El Caso de Betsy Chávez: Un Símbolo de la Fragilidad Jurídica en el Entorno de Pedro Castillo

La política peruana atraviesa un momento de tensión sin precedentes, cuando dos episodios aparentemente aislados —la solicitud







de asilo de Betsy Chávez en la Embajada de México y la silenciosa partida del embajador cubano Gallo Zamora— estallaron casi al mismo tiempo, reconfigurando el tablero diplomático de Lima.

Lo que, a simple vista, parecen tan solo trámites consulares o movimientos rutinarios de embajadas, en realidad revelan un entramado mucho más profundo, donde chocan intereses políticos, vacíos jurídicos y estrategias diplomáticas que podrían marcar un punto de inflexión para el país. 
El caso de Betsy Chávez, exministra y figura clave del círculo de Pedro Castillo, se ha convertido en un símbolo de la fragilidad jurídica regional.

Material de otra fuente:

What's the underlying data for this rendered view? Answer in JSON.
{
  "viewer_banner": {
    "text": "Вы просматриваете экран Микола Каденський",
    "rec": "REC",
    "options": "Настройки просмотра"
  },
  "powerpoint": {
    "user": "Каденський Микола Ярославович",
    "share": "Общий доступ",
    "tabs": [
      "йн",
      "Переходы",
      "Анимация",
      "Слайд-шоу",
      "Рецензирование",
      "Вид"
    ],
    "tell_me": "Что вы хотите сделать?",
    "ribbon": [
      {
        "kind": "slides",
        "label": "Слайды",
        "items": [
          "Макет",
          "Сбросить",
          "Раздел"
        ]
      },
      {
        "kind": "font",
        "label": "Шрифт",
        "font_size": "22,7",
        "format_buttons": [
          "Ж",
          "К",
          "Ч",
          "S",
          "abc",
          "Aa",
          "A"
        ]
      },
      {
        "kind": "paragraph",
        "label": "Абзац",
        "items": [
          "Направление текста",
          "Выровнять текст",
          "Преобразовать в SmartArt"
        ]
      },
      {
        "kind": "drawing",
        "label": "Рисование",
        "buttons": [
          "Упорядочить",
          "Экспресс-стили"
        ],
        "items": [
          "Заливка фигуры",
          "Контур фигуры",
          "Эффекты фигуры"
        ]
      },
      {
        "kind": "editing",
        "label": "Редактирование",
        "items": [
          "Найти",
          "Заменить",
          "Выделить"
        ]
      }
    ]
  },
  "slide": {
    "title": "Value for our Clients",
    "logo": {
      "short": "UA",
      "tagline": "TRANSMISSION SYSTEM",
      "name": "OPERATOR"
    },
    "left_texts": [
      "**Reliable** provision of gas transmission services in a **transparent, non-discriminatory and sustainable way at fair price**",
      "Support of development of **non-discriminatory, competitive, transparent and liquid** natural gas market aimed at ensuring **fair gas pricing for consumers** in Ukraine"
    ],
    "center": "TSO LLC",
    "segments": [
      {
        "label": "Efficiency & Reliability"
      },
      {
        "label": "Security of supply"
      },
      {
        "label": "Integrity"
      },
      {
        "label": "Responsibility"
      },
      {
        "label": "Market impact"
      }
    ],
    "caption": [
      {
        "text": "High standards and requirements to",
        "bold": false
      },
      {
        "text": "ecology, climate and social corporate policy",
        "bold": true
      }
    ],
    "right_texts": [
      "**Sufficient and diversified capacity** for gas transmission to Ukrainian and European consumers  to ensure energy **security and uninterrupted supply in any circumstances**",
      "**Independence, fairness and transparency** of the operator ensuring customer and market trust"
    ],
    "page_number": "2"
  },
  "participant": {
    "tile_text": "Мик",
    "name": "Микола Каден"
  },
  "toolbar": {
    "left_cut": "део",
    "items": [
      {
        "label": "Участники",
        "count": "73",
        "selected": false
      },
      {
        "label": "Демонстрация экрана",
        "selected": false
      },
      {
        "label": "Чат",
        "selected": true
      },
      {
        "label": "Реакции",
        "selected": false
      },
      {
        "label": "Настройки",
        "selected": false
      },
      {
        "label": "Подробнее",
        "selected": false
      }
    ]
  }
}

Tras ser procesada penalmente por su participación en el fallido autogolpe de Castillo, Chávez buscó refugio en la Embajada de México, un país con larga tradición de otorgar asilo a quienes alegan persecución política.

Pero Perú respondió de manera inédita: no negó el salvoconducto, pero tampoco lo aprobó. Este limbo intencional demuestra que el Gobierno de Gerí no está dispuesto a aceptar la narrativa mexicana según la cual Chávez sería una perseguida política.

La raíz del conflicto está en la interpretación del Convenio de Caracas sobre asilo diplomático. Mientras un artículo reconoce que el país asilante —en este caso, México— tiene autonomía para calificar a una persona como asilada, otro obliga al país territorial —Perú— a otorgar el salvoconducto sin demora.